Search code examples
pythonunicodeyoutube-dl

python youtube-dl output file not in unicode?


Is there anyway to get the youtube-dl.extract_info() function to use unicode when creating the output file?

I have encountered the problem that if you download something with unicode characters like | in the title then the output file name will not have the same character. It will be replaced with _ instead.

Take this song title for example. If I download it with youtube-dl then I get this file name 【Nightcore】→ Pretty Girl _ Lyrics-dMAOnScOyGE. Same thing happens with different kind of characters.

Is there any way to stop this? Because it's a annoying if you want do do anything with that file afterwards.

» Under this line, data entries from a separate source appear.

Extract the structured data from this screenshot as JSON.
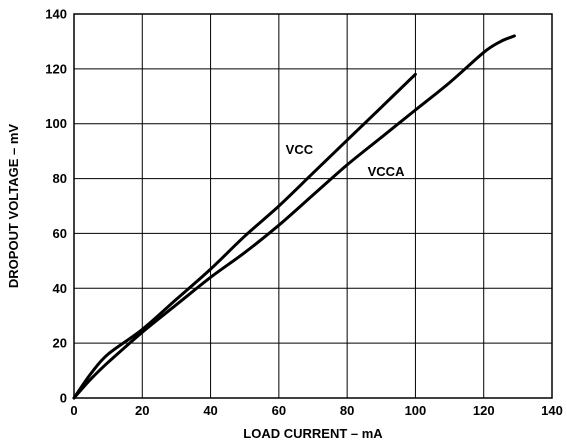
{
  "chart_data": {
    "type": "line",
    "title": "",
    "xlabel": "LOAD CURRENT – mA",
    "ylabel": "DROPOUT VOLTAGE – mV",
    "xlim": [
      0,
      140
    ],
    "ylim": [
      0,
      140
    ],
    "xticks": [
      0,
      20,
      40,
      60,
      80,
      100,
      120,
      140
    ],
    "yticks": [
      0,
      20,
      40,
      60,
      80,
      100,
      120,
      140
    ],
    "grid": true,
    "line_color": "#000000",
    "series": [
      {
        "name": "VCC",
        "x": [
          0,
          5,
          10,
          20,
          30,
          40,
          50,
          60,
          70,
          80,
          90,
          100
        ],
        "y": [
          0,
          9,
          16,
          25,
          36,
          47,
          59,
          70,
          82,
          94,
          106,
          118
        ]
      },
      {
        "name": "VCCA",
        "x": [
          0,
          5,
          10,
          20,
          30,
          40,
          50,
          60,
          70,
          80,
          90,
          100,
          110,
          120,
          125,
          129
        ],
        "y": [
          0,
          7,
          13,
          24,
          34,
          44,
          53,
          63,
          74,
          85,
          95,
          105,
          115,
          126,
          130,
          132
        ]
      }
    ]
  }
}
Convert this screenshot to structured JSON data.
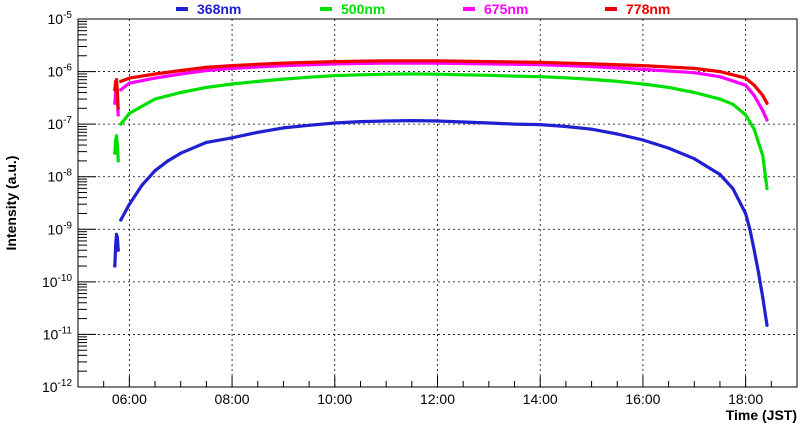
{
  "chart_data": {
    "type": "scatter",
    "title": "",
    "xlabel": "Time (JST)",
    "ylabel": "Intensity (a.u.)",
    "xlim": [
      "05:00",
      "19:00"
    ],
    "ylim": [
      1e-12,
      1e-05
    ],
    "yscale": "log",
    "grid": true,
    "legend": "top",
    "xticks": [
      "06:00",
      "08:00",
      "10:00",
      "12:00",
      "14:00",
      "16:00",
      "18:00"
    ],
    "yticks": [
      {
        "base": "10",
        "exp": "-12"
      },
      {
        "base": "10",
        "exp": "-11"
      },
      {
        "base": "10",
        "exp": "-10"
      },
      {
        "base": "10",
        "exp": "-9"
      },
      {
        "base": "10",
        "exp": "-8"
      },
      {
        "base": "10",
        "exp": "-7"
      },
      {
        "base": "10",
        "exp": "-6"
      },
      {
        "base": "10",
        "exp": "-5"
      }
    ],
    "series": [
      {
        "name": "368nm",
        "color": "#2020d0",
        "segments": [
          [
            [
              "05:43",
              2e-10
            ],
            [
              "05:44",
              5e-10
            ],
            [
              "05:45",
              8e-10
            ],
            [
              "05:46",
              7e-10
            ],
            [
              "05:47",
              4e-10
            ]
          ],
          [
            [
              "05:50",
              1.5e-09
            ],
            [
              "06:00",
              3e-09
            ],
            [
              "06:15",
              7e-09
            ],
            [
              "06:30",
              1.3e-08
            ],
            [
              "06:45",
              2e-08
            ],
            [
              "07:00",
              2.8e-08
            ],
            [
              "07:30",
              4.5e-08
            ],
            [
              "08:00",
              5.5e-08
            ],
            [
              "08:30",
              7e-08
            ],
            [
              "09:00",
              8.5e-08
            ],
            [
              "09:30",
              9.5e-08
            ],
            [
              "10:00",
              1.05e-07
            ],
            [
              "10:30",
              1.12e-07
            ],
            [
              "11:00",
              1.15e-07
            ],
            [
              "11:30",
              1.17e-07
            ],
            [
              "12:00",
              1.15e-07
            ],
            [
              "12:30",
              1.1e-07
            ],
            [
              "13:00",
              1.05e-07
            ],
            [
              "13:30",
              1e-07
            ],
            [
              "14:00",
              9.8e-08
            ],
            [
              "14:30",
              9e-08
            ],
            [
              "15:00",
              8e-08
            ],
            [
              "15:30",
              6.5e-08
            ],
            [
              "16:00",
              5e-08
            ],
            [
              "16:30",
              3.5e-08
            ],
            [
              "17:00",
              2.2e-08
            ],
            [
              "17:30",
              1.1e-08
            ],
            [
              "17:45",
              6e-09
            ],
            [
              "18:00",
              2e-09
            ],
            [
              "18:05",
              1e-09
            ],
            [
              "18:10",
              4e-10
            ],
            [
              "18:15",
              1.5e-10
            ],
            [
              "18:20",
              5e-11
            ],
            [
              "18:25",
              1.5e-11
            ]
          ]
        ]
      },
      {
        "name": "500nm",
        "color": "#00e000",
        "segments": [
          [
            [
              "05:43",
              2.8e-08
            ],
            [
              "05:44",
              5e-08
            ],
            [
              "05:45",
              6e-08
            ],
            [
              "05:46",
              4e-08
            ],
            [
              "05:47",
              2e-08
            ]
          ],
          [
            [
              "05:50",
              1e-07
            ],
            [
              "06:00",
              1.6e-07
            ],
            [
              "06:15",
              2.2e-07
            ],
            [
              "06:30",
              3e-07
            ],
            [
              "07:00",
              4e-07
            ],
            [
              "07:30",
              5e-07
            ],
            [
              "08:00",
              5.8e-07
            ],
            [
              "08:30",
              6.5e-07
            ],
            [
              "09:00",
              7.2e-07
            ],
            [
              "09:30",
              7.8e-07
            ],
            [
              "10:00",
              8.4e-07
            ],
            [
              "10:30",
              8.7e-07
            ],
            [
              "11:00",
              8.9e-07
            ],
            [
              "11:30",
              9e-07
            ],
            [
              "12:00",
              8.9e-07
            ],
            [
              "12:30",
              8.7e-07
            ],
            [
              "13:00",
              8.5e-07
            ],
            [
              "13:30",
              8.2e-07
            ],
            [
              "14:00",
              8e-07
            ],
            [
              "14:30",
              7.6e-07
            ],
            [
              "15:00",
              7.1e-07
            ],
            [
              "15:30",
              6.5e-07
            ],
            [
              "16:00",
              5.8e-07
            ],
            [
              "16:30",
              5e-07
            ],
            [
              "17:00",
              4e-07
            ],
            [
              "17:30",
              3e-07
            ],
            [
              "17:45",
              2.4e-07
            ],
            [
              "18:00",
              1.5e-07
            ],
            [
              "18:10",
              8e-08
            ],
            [
              "18:20",
              2.5e-08
            ],
            [
              "18:25",
              6e-09
            ]
          ]
        ]
      },
      {
        "name": "675nm",
        "color": "#ff00ff",
        "segments": [
          [
            [
              "05:43",
              2.5e-07
            ],
            [
              "05:44",
              4e-07
            ],
            [
              "05:45",
              5e-07
            ],
            [
              "05:46",
              3e-07
            ],
            [
              "05:47",
              1.5e-07
            ]
          ],
          [
            [
              "05:50",
              4.5e-07
            ],
            [
              "06:00",
              6e-07
            ],
            [
              "06:30",
              7.5e-07
            ],
            [
              "07:00",
              9e-07
            ],
            [
              "07:30",
              1.05e-06
            ],
            [
              "08:00",
              1.15e-06
            ],
            [
              "09:00",
              1.3e-06
            ],
            [
              "10:00",
              1.4e-06
            ],
            [
              "11:00",
              1.45e-06
            ],
            [
              "12:00",
              1.45e-06
            ],
            [
              "13:00",
              1.4e-06
            ],
            [
              "14:00",
              1.35e-06
            ],
            [
              "15:00",
              1.25e-06
            ],
            [
              "16:00",
              1.1e-06
            ],
            [
              "17:00",
              9.5e-07
            ],
            [
              "17:30",
              8e-07
            ],
            [
              "18:00",
              5.5e-07
            ],
            [
              "18:10",
              3.5e-07
            ],
            [
              "18:20",
              1.8e-07
            ],
            [
              "18:25",
              1.2e-07
            ]
          ]
        ]
      },
      {
        "name": "778nm",
        "color": "#ee0000",
        "segments": [
          [
            [
              "05:43",
              4.5e-07
            ],
            [
              "05:44",
              6.5e-07
            ],
            [
              "05:45",
              7e-07
            ],
            [
              "05:46",
              4e-07
            ],
            [
              "05:47",
              2e-07
            ]
          ],
          [
            [
              "05:50",
              6.5e-07
            ],
            [
              "06:00",
              7.5e-07
            ],
            [
              "06:30",
              9e-07
            ],
            [
              "07:00",
              1.05e-06
            ],
            [
              "07:30",
              1.2e-06
            ],
            [
              "08:00",
              1.3e-06
            ],
            [
              "09:00",
              1.45e-06
            ],
            [
              "10:00",
              1.55e-06
            ],
            [
              "11:00",
              1.6e-06
            ],
            [
              "12:00",
              1.6e-06
            ],
            [
              "13:00",
              1.55e-06
            ],
            [
              "14:00",
              1.5e-06
            ],
            [
              "15:00",
              1.4e-06
            ],
            [
              "16:00",
              1.3e-06
            ],
            [
              "17:00",
              1.15e-06
            ],
            [
              "17:30",
              1e-06
            ],
            [
              "18:00",
              7.5e-07
            ],
            [
              "18:10",
              5.5e-07
            ],
            [
              "18:20",
              3.5e-07
            ],
            [
              "18:25",
              2.5e-07
            ]
          ]
        ]
      }
    ]
  }
}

To get the new file name I would need to do something like os.listdir(dir) to get the file. So it's not impossible to get the new file name, but I am just interested if there is a easier way.


Solution

  • The encoding of | to _ is hardcoded in sanitize_filename in youtube_dl/utils.py. You can turn it off programatically by substituting youtube_dl.utils.sanitize_filename with your own implementation.

    However, doing so is not recommended, and not supported out of the box. This is because | is an invalid character on Windows and can be used to execute arbitrary commands if expanded in a buggy script.

    Insecure filenames were supported at one time, but I removed them from youtube-dl because too many people were shooting themselves in the foot, and often reported problems that clearly would have let any attacker execute arbitrary code on their machines.